You can do this on the C part using the functions htonl,htons and ntohl,ntohs. These functions convert the host byte order to the network byte order and viceversa. The functions are portable (on systems that use big endian byte order they do nothing). When you use these functions sending and receiving data is not so simple as in the first example. You must know the structure and convert each part to the right order and then send to the socket. After receiving the data you must convert the parts to the host byte order.
This is also posible on the Java side. This means that you have to rewrite the methods for reading and writing primitive data types of an implementation of the DataInput and DataOutput interfaces. You cant use the methods readObject and writeObject of the ObjectOutputStream and ObjectInputStream.

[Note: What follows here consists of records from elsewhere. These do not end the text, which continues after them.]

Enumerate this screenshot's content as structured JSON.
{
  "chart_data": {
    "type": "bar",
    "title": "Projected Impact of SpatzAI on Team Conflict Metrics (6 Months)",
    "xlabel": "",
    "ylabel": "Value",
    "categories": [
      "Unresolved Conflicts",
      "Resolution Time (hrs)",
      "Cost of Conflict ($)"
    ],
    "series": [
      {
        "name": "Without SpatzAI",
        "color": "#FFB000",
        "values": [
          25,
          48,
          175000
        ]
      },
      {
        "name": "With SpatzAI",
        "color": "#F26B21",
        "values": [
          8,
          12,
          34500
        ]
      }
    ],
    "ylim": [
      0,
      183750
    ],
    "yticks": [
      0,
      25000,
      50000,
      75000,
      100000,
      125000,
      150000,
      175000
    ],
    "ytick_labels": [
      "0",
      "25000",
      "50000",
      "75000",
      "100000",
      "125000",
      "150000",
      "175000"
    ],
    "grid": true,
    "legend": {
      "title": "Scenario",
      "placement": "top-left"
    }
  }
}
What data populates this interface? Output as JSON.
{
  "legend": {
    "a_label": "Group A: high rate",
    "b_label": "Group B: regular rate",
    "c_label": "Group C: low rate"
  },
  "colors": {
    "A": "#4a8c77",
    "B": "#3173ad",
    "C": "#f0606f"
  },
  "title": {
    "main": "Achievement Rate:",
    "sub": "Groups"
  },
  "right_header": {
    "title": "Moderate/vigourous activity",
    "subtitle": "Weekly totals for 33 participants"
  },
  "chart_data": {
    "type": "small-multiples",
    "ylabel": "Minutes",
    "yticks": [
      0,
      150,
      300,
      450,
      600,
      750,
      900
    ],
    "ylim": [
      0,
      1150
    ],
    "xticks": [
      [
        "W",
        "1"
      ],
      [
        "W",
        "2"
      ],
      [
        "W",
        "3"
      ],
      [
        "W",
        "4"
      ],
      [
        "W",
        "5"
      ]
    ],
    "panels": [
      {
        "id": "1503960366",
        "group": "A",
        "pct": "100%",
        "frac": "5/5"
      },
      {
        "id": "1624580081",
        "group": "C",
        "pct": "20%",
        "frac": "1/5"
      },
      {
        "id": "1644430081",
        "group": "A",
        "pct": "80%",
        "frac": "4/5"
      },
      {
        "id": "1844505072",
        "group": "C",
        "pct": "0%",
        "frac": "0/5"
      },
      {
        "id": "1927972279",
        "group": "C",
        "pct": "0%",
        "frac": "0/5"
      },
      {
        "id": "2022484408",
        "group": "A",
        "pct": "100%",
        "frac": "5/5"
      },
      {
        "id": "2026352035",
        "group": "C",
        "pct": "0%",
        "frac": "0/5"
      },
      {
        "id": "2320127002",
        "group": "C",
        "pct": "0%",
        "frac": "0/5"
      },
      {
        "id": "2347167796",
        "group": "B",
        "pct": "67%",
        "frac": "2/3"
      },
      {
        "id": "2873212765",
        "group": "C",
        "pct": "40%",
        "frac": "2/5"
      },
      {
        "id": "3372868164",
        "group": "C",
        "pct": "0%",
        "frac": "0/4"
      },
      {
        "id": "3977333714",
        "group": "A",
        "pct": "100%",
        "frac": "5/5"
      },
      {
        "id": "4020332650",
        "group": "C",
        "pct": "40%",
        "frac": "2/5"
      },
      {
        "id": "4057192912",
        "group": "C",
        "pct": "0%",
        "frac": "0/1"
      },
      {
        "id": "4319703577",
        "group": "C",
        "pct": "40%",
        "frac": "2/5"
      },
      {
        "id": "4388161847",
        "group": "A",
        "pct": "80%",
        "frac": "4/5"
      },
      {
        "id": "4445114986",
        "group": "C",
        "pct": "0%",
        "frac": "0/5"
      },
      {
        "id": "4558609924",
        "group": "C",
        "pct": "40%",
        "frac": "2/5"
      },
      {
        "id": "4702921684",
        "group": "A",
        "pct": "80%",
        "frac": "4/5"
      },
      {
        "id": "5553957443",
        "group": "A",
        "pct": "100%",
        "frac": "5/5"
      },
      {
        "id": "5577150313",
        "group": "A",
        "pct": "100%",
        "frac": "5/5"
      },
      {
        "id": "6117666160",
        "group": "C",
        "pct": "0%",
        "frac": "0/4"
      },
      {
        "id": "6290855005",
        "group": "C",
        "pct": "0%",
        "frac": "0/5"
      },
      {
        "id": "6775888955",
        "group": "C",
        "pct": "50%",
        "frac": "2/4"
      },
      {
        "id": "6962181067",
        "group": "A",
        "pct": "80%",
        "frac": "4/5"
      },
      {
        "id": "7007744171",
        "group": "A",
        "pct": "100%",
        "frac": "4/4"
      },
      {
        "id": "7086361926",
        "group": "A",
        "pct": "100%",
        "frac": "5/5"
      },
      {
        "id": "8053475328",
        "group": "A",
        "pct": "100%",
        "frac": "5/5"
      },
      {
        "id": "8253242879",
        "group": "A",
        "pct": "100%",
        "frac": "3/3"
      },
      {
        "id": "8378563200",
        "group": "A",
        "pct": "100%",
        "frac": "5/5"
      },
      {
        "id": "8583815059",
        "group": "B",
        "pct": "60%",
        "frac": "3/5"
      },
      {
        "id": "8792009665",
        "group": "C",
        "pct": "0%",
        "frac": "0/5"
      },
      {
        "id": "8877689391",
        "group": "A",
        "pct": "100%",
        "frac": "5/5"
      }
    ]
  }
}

One solution (maybe the best, but depends on yours implementation) is to convert all in ascii strings and send over the network only plain text and never binary data.

Bojan
Fedele Giuseppe
Frequent Advisor

Re: Java/C socket communication

Hi Bojan,

I will follow the last solution you propose.
I would convert the data in XML format, also taking into account that Java provides native libraries to manage it.

Many Thanks

Bojan Nemec
Honored Contributor

Re: Java/C socket communication

Giuseppe,

XML is a good solution. It is system and language independent and it is a defacto standard.
On VMS you can use one of these XML packages:

expat - source ready to be compiled on VMS http://expat.sourceforge.net/
libxml2 - available on the freeware CD http://h71000.www7.hp.com/freeware/freeware80/libxml2-2_6_24/

xerces - apache XML parser
http://h71000.www7.hp.com/openvms/products/ips/xml/

The packages are sorted by complexity. Expat is the simpliest.


Bojan
Hoff
Honored Contributor

Re: Java/C socket communication

Yes, C does structs. These are similar to but are not quite identical to the objects in C++, Java, Ruby or such. And then there is TCP...

TCP is a stream protocol. There are no record delimiters, and no requirements to deliver data as a single packet. The client can receive anything from one byte from a larger message to multiple messages in one receive operation.

You might send over the "datagram":
[TCP is a stream protocol]

And the receiver might receive:
[T][CP is a][str]eam protoco][l]

This causes problems if the client is not accepting and correctly processing these partial messages.

And yes, I'd also avoid rolling my own protocol if I can manage it. I'd look to send over XML or set up an RSS feed or such.

The Freeware V8.0 port of libxml2 is getting a little old and crufty, but it does work. 2.6.27 is current. Re-porting the latest sources from http://www.xmlsoft.org/ isn't a big deal -- the Freeware port of libxml2 is one that I generated while I was kitting that Freeware distro, so I tossed it on. (There are source code examples, doc and such over at the xmlsoft site, too.)

Stephen Hoffman
HoffmanLabs
Fedele Giuseppe
Frequent Advisor

Re: Java/C socket communication

Ok many thanks
Fedele Giuseppe
Frequent Advisor

Re: Java/C socket communication

I have implemented a communication protocol based on XML string messages.